Conference promotes social study and collaboration

A new book argues that with the growth of the digital and interactive worlds, designers are moving away from simply being creators of material products to becoming a new breed of anthropologist – studying human relations, rituals and habits to develop inspiration for designs.

Design Anthropology: Object Culture in the 21st Century (pictured below), edited by Alison J Clarke and published by Springer, priced £31.99, draws together contributions from 16 design theorists, looking at artefact values and how people use objects to make sense of their lives. In conjunction with the book’s launch, a Design Anthropology symposium was held last week in Vienna, Austria, which saw contributors to the book, including Maria Bezaitis, senior research scientist at Intel Labs, and Jane Fulton Suri, partner and creative director at Ideo, attempt to define the role of social interaction in the making of the material world.

From left to right: Maria Bezaitis, Alison Clarke, Jane Fulton Suri and Harvey Molotch

Design anthropology as a discipline has been emerging for the past 20 years or so, with the likes of Ideo, Intel and Nokia using arts and social science graduates to help them define and think about their customers in new ways. Harvey Molotch, professor of social and cultural analysis at New York University, who also spoke at the 11 November symposium, says, ’Design involves not just aesthetics and marketing, but the capacity to capture something about culture more generally. Thus to understand any particular artefact and its “design” you have to understand politics, social relations and material practices more generally.’

He adds, ’By the same token, you can use any given object, and its design, to deduce important things about its cultural context. So anthropology (and sociology as well) becomes a way to understand a design and a design becomes a tool for anthropology.’ Of the tools used to capture design anthropology insights, Molotch says, ’I like the idea of “reverse engineering”, starting with the artefact and figure out what conditions – aesthetic, technological, cultural – were needed to be in place so that this thing could end up being just as it is.’

Fulton Suri says, ’Since its inception Ideo has employed social scientists, among them anthropologists, who work with designers on project teams to help explore the relevant human and social behaviours and culture… At the [core] of this tradition is the concept of in-context observation, but we also employ many other methods common to design and to social science. And similarly, it is not only social scientists or anthropologists who practice in-context observation. Many designers are inspired and informed by what they see in the world around them, from their own perspective.’
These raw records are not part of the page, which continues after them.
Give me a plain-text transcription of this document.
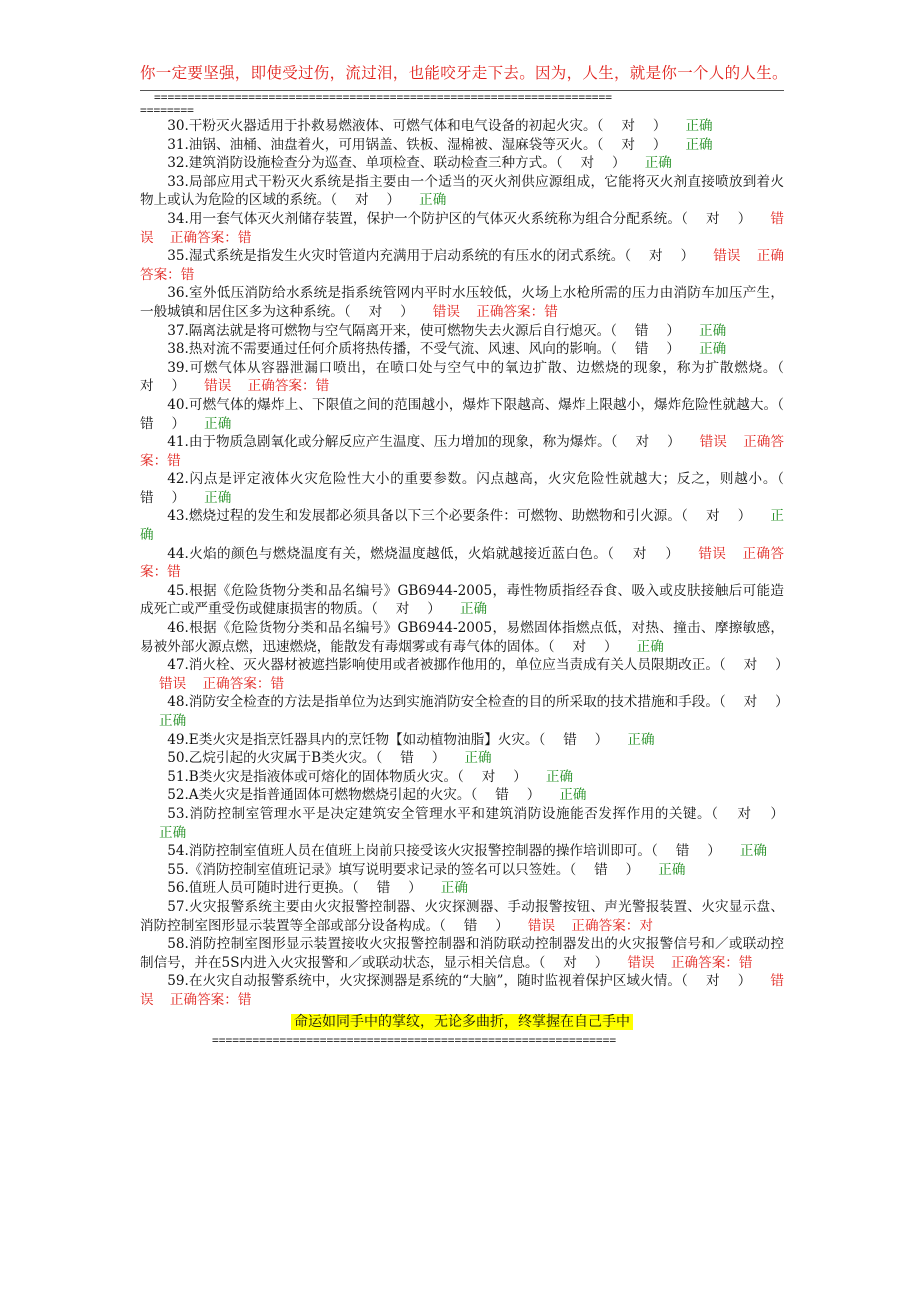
你一定要坚强，即使受过伤，流过泪，也能咬牙走下去。因为，人生，就是你一个人的人生。
====================================================================
========

30.干粉灭火器适用于扑救易燃液体、可燃气体和电气设备的初起火灾。（　 对　 ） 正确

31.油锅、油桶、油盘着火，可用锅盖、铁板、湿棉被、湿麻袋等灭火。（　 对　 ） 正确

32.建筑消防设施检查分为巡查、单项检查、联动检查三种方式。（　 对　 ） 正确

33.局部应用式干粉灭火系统是指主要由一个适当的灭火剂供应源组成，它能将灭火剂直接喷放到着火物上或认为危险的区域的系统。（　 对　 ） 正确

34.用一套气体灭火剂储存装置，保护一个防护区的气体灭火系统称为组合分配系统。（　 对　 ） 错误 正确答案：错

35.湿式系统是指发生火灾时管道内充满用于启动系统的有压水的闭式系统。（　 对　 ） 错误 正确答案：错

36.室外低压消防给水系统是指系统管网内平时水压较低，火场上水枪所需的压力由消防车加压产生，一般城镇和居住区多为这种系统。（　 对　 ） 错误 正确答案：错

37.隔离法就是将可燃物与空气隔离开来，使可燃物失去火源后自行熄灭。（　 错　 ） 正确

38.热对流不需要通过任何介质将热传播，不受气流、风速、风向的影响。（　 错　 ） 正确

39.可燃气体从容器泄漏口喷出，在喷口处与空气中的氧边扩散、边燃烧的现象，称为扩散燃烧。（　 对　 ） 错误 正确答案：错

40.可燃气体的爆炸上、下限值之间的范围越小，爆炸下限越高、爆炸上限越小，爆炸危险性就越大。（　 错　 ） 正确

41.由于物质急剧氧化或分解反应产生温度、压力增加的现象，称为爆炸。（　 对　 ） 错误 正确答案：错

42.闪点是评定液体火灾危险性大小的重要参数。闪点越高，火灾危险性就越大；反之，则越小。（　 错　 ） 正确

43.燃烧过程的发生和发展都必须具备以下三个必要条件：可燃物、助燃物和引火源。（　 对　 ） 正确

44.火焰的颜色与燃烧温度有关，燃烧温度越低，火焰就越接近蓝白色。（　 对　 ） 错误 正确答案：错

45.根据《危险货物分类和品名编号》GB6944-2005，毒性物质指经吞食、吸入或皮肤接触后可能造成死亡或严重受伤或健康损害的物质。（　 对　 ） 正确

46.根据《危险货物分类和品名编号》GB6944-2005，易燃固体指燃点低，对热、撞击、摩擦敏感，易被外部火源点燃，迅速燃烧，能散发有毒烟雾或有毒气体的固体。（　 对　 ） 正确

47.消火栓、灭火器材被遮挡影响使用或者被挪作他用的，单位应当责成有关人员限期改正。（　 对　 ）错误 正确答案：错

48.消防安全检查的方法是指单位为达到实施消防安全检查的目的所采取的技术措施和手段。（　 对　 ）正确

49.E类火灾是指烹饪器具内的烹饪物【如动植物油脂】火灾。（　 错　 ） 正确

50.乙烷引起的火灾属于B类火灾。（　 错　 ） 正确

51.B类火灾是指液体或可熔化的固体物质火灾。（　 对　 ） 正确

52.A类火灾是指普通固体可燃物燃烧引起的火灾。（　 错　 ） 正确

53.消防控制室管理水平是决定建筑安全管理水平和建筑消防设施能否发挥作用的关键。（　 对　 ）正确

54.消防控制室值班人员在值班上岗前只接受该火灾报警控制器的操作培训即可。（　 错　 ） 正确

55.《消防控制室值班记录》填写说明要求记录的签名可以只签姓。（　 错　 ） 正确

56.值班人员可随时进行更换。（　 错　 ） 正确

57.火灾报警系统主要由火灾报警控制器、火灾探测器、手动报警按钮、声光警报装置、火灾显示盘、消防控制室图形显示装置等全部或部分设备构成。（　 错　 ） 错误 正确答案：对

58.消防控制室图形显示装置接收火灾报警控制器和消防联动控制器发出的火灾报警信号和／或联动控制信号，并在5S内进入火灾报警和／或联动状态，显示相关信息。（　 对　 ） 错误 正确答案：错

59.在火灾自动报警系统中，火灾探测器是系统的“大脑”，随时监视着保护区域火情。（　 对　 ） 错误 正确答案：错

命运如同手中的掌纹，无论多曲折，终掌握在自己手中
============================================================
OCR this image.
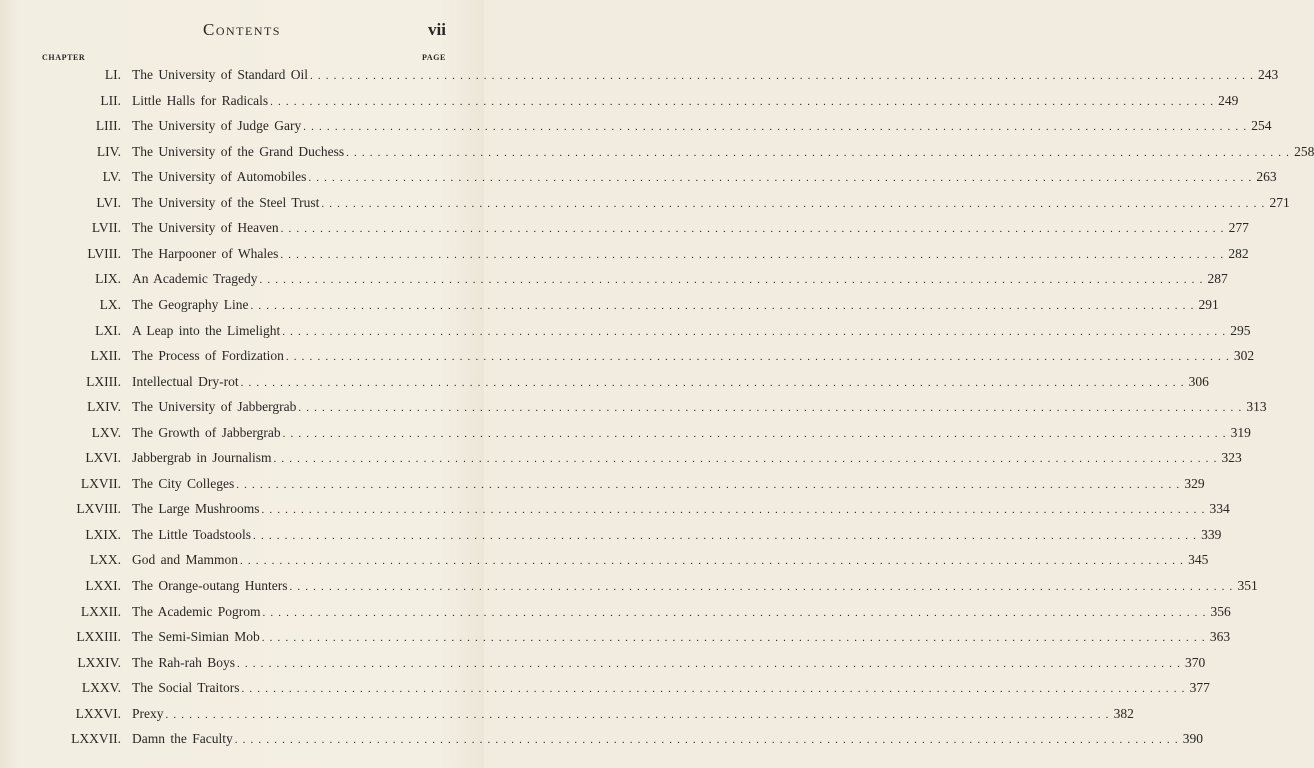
Contents	vii
CHAPTER	PAGE
LI. The University of Standard Oil . . . . . . . . . . . . . . . . . . . . . . . . . . . . . . . . . . . . . . . . . . . . . . . . . . . . . . . . . . . . . . . . . . . . . . . . . . . . . . . . . . . . . . . . . . . . . . . . . . . . . . . . . . . . . . . . . . . . . . . . 243
LII. Little Halls for Radicals . . . . . . . . . . . . . . . . . . . . . . . . . . . . . . . . . . . . . . . . . . . . . . . . . . . . . . . . . . . . . . . . . . . . . . . . . . . . . . . . . . . . . . . . . . . . . . . . . . . . . . . . . . . . . . . . . . . . . . . . 249
LIII. The University of Judge Gary . . . . . . . . . . . . . . . . . . . . . . . . . . . . . . . . . . . . . . . . . . . . . . . . . . . . . . . . . . . . . . . . . . . . . . . . . . . . . . . . . . . . . . . . . . . . . . . . . . . . . . . . . . . . . . . . . . . . . . . . 254
LIV. The University of the Grand Duchess . . . . . . . . . . . . . . . . . . . . . . . . . . . . . . . . . . . . . . . . . . . . . . . . . . . . . . . . . . . . . . . . . . . . . . . . . . . . . . . . . . . . . . . . . . . . . . . . . . . . . . . . . . . . . . . . . . . . . . . . 258
LV. The University of Automobiles . . . . . . . . . . . . . . . . . . . . . . . . . . . . . . . . . . . . . . . . . . . . . . . . . . . . . . . . . . . . . . . . . . . . . . . . . . . . . . . . . . . . . . . . . . . . . . . . . . . . . . . . . . . . . . . . . . . . . . . . 263
LVI. The University of the Steel Trust . . . . . . . . . . . . . . . . . . . . . . . . . . . . . . . . . . . . . . . . . . . . . . . . . . . . . . . . . . . . . . . . . . . . . . . . . . . . . . . . . . . . . . . . . . . . . . . . . . . . . . . . . . . . . . . . . . . . . . . . 271
LVII. The University of Heaven . . . . . . . . . . . . . . . . . . . . . . . . . . . . . . . . . . . . . . . . . . . . . . . . . . . . . . . . . . . . . . . . . . . . . . . . . . . . . . . . . . . . . . . . . . . . . . . . . . . . . . . . . . . . . . . . . . . . . . . . 277
LVIII. The Harpooner of Whales . . . . . . . . . . . . . . . . . . . . . . . . . . . . . . . . . . . . . . . . . . . . . . . . . . . . . . . . . . . . . . . . . . . . . . . . . . . . . . . . . . . . . . . . . . . . . . . . . . . . . . . . . . . . . . . . . . . . . . . . 282
LIX. An Academic Tragedy . . . . . . . . . . . . . . . . . . . . . . . . . . . . . . . . . . . . . . . . . . . . . . . . . . . . . . . . . . . . . . . . . . . . . . . . . . . . . . . . . . . . . . . . . . . . . . . . . . . . . . . . . . . . . . . . . . . . . . . . 287
LX. The Geography Line . . . . . . . . . . . . . . . . . . . . . . . . . . . . . . . . . . . . . . . . . . . . . . . . . . . . . . . . . . . . . . . . . . . . . . . . . . . . . . . . . . . . . . . . . . . . . . . . . . . . . . . . . . . . . . . . . . . . . . . . 291
LXI. A Leap into the Limelight . . . . . . . . . . . . . . . . . . . . . . . . . . . . . . . . . . . . . . . . . . . . . . . . . . . . . . . . . . . . . . . . . . . . . . . . . . . . . . . . . . . . . . . . . . . . . . . . . . . . . . . . . . . . . . . . . . . . . . . . 295
LXII. The Process of Fordization . . . . . . . . . . . . . . . . . . . . . . . . . . . . . . . . . . . . . . . . . . . . . . . . . . . . . . . . . . . . . . . . . . . . . . . . . . . . . . . . . . . . . . . . . . . . . . . . . . . . . . . . . . . . . . . . . . . . . . . . 302
LXIII. Intellectual Dry-rot . . . . . . . . . . . . . . . . . . . . . . . . . . . . . . . . . . . . . . . . . . . . . . . . . . . . . . . . . . . . . . . . . . . . . . . . . . . . . . . . . . . . . . . . . . . . . . . . . . . . . . . . . . . . . . . . . . . . . . . . 306
LXIV. The University of Jabbergrab . . . . . . . . . . . . . . . . . . . . . . . . . . . . . . . . . . . . . . . . . . . . . . . . . . . . . . . . . . . . . . . . . . . . . . . . . . . . . . . . . . . . . . . . . . . . . . . . . . . . . . . . . . . . . . . . . . . . . . . . 313
LXV. The Growth of Jabbergrab . . . . . . . . . . . . . . . . . . . . . . . . . . . . . . . . . . . . . . . . . . . . . . . . . . . . . . . . . . . . . . . . . . . . . . . . . . . . . . . . . . . . . . . . . . . . . . . . . . . . . . . . . . . . . . . . . . . . . . . . 319
LXVI. Jabbergrab in Journalism . . . . . . . . . . . . . . . . . . . . . . . . . . . . . . . . . . . . . . . . . . . . . . . . . . . . . . . . . . . . . . . . . . . . . . . . . . . . . . . . . . . . . . . . . . . . . . . . . . . . . . . . . . . . . . . . . . . . . . . . 323
LXVII. The City Colleges . . . . . . . . . . . . . . . . . . . . . . . . . . . . . . . . . . . . . . . . . . . . . . . . . . . . . . . . . . . . . . . . . . . . . . . . . . . . . . . . . . . . . . . . . . . . . . . . . . . . . . . . . . . . . . . . . . . . . . . . 329
LXVIII. The Large Mushrooms . . . . . . . . . . . . . . . . . . . . . . . . . . . . . . . . . . . . . . . . . . . . . . . . . . . . . . . . . . . . . . . . . . . . . . . . . . . . . . . . . . . . . . . . . . . . . . . . . . . . . . . . . . . . . . . . . . . . . . . . 334
LXIX. The Little Toadstools . . . . . . . . . . . . . . . . . . . . . . . . . . . . . . . . . . . . . . . . . . . . . . . . . . . . . . . . . . . . . . . . . . . . . . . . . . . . . . . . . . . . . . . . . . . . . . . . . . . . . . . . . . . . . . . . . . . . . . . . 339
LXX. God and Mammon . . . . . . . . . . . . . . . . . . . . . . . . . . . . . . . . . . . . . . . . . . . . . . . . . . . . . . . . . . . . . . . . . . . . . . . . . . . . . . . . . . . . . . . . . . . . . . . . . . . . . . . . . . . . . . . . . . . . . . . . 345
LXXI. The Orange-outang Hunters . . . . . . . . . . . . . . . . . . . . . . . . . . . . . . . . . . . . . . . . . . . . . . . . . . . . . . . . . . . . . . . . . . . . . . . . . . . . . . . . . . . . . . . . . . . . . . . . . . . . . . . . . . . . . . . . . . . . . . . . 351
LXXII. The Academic Pogrom . . . . . . . . . . . . . . . . . . . . . . . . . . . . . . . . . . . . . . . . . . . . . . . . . . . . . . . . . . . . . . . . . . . . . . . . . . . . . . . . . . . . . . . . . . . . . . . . . . . . . . . . . . . . . . . . . . . . . . . . 356
LXXIII. The Semi-Simian Mob . . . . . . . . . . . . . . . . . . . . . . . . . . . . . . . . . . . . . . . . . . . . . . . . . . . . . . . . . . . . . . . . . . . . . . . . . . . . . . . . . . . . . . . . . . . . . . . . . . . . . . . . . . . . . . . . . . . . . . . . 363
LXXIV. The Rah-rah Boys . . . . . . . . . . . . . . . . . . . . . . . . . . . . . . . . . . . . . . . . . . . . . . . . . . . . . . . . . . . . . . . . . . . . . . . . . . . . . . . . . . . . . . . . . . . . . . . . . . . . . . . . . . . . . . . . . . . . . . . . 370
LXXV. The Social Traitors . . . . . . . . . . . . . . . . . . . . . . . . . . . . . . . . . . . . . . . . . . . . . . . . . . . . . . . . . . . . . . . . . . . . . . . . . . . . . . . . . . . . . . . . . . . . . . . . . . . . . . . . . . . . . . . . . . . . . . . . 377
LXXVI. Prexy . . . . . . . . . . . . . . . . . . . . . . . . . . . . . . . . . . . . . . . . . . . . . . . . . . . . . . . . . . . . . . . . . . . . . . . . . . . . . . . . . . . . . . . . . . . . . . . . . . . . . . . . . . . . . . . . . . . . . . . . 382
LXXVII. Damn the Faculty . . . . . . . . . . . . . . . . . . . . . . . . . . . . . . . . . . . . . . . . . . . . . . . . . . . . . . . . . . . . . . . . . . . . . . . . . . . . . . . . . . . . . . . . . . . . . . . . . . . . . . . . . . . . . . . . . . . . . . . . 390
Looking at how design anthropology might develop, Fulton Suri suggests a collaborative approach. She says, ’I do think it’s an interesting challenge to the approach to think of new ways of harnessing the creative energy of people through actively designing together.’ Molotch agrees, saying, ’People stick to the idea of “design” as somewhat mystical, as the work of great and creative individuals, versus as a collective accomplishment at a given time and place. Design history tends to mimic conventional art history in this way – design museums tend to follow the same path, displaying the work of great figures. They should be using artefact as a method for larger understandings and discovering culture through artefact.’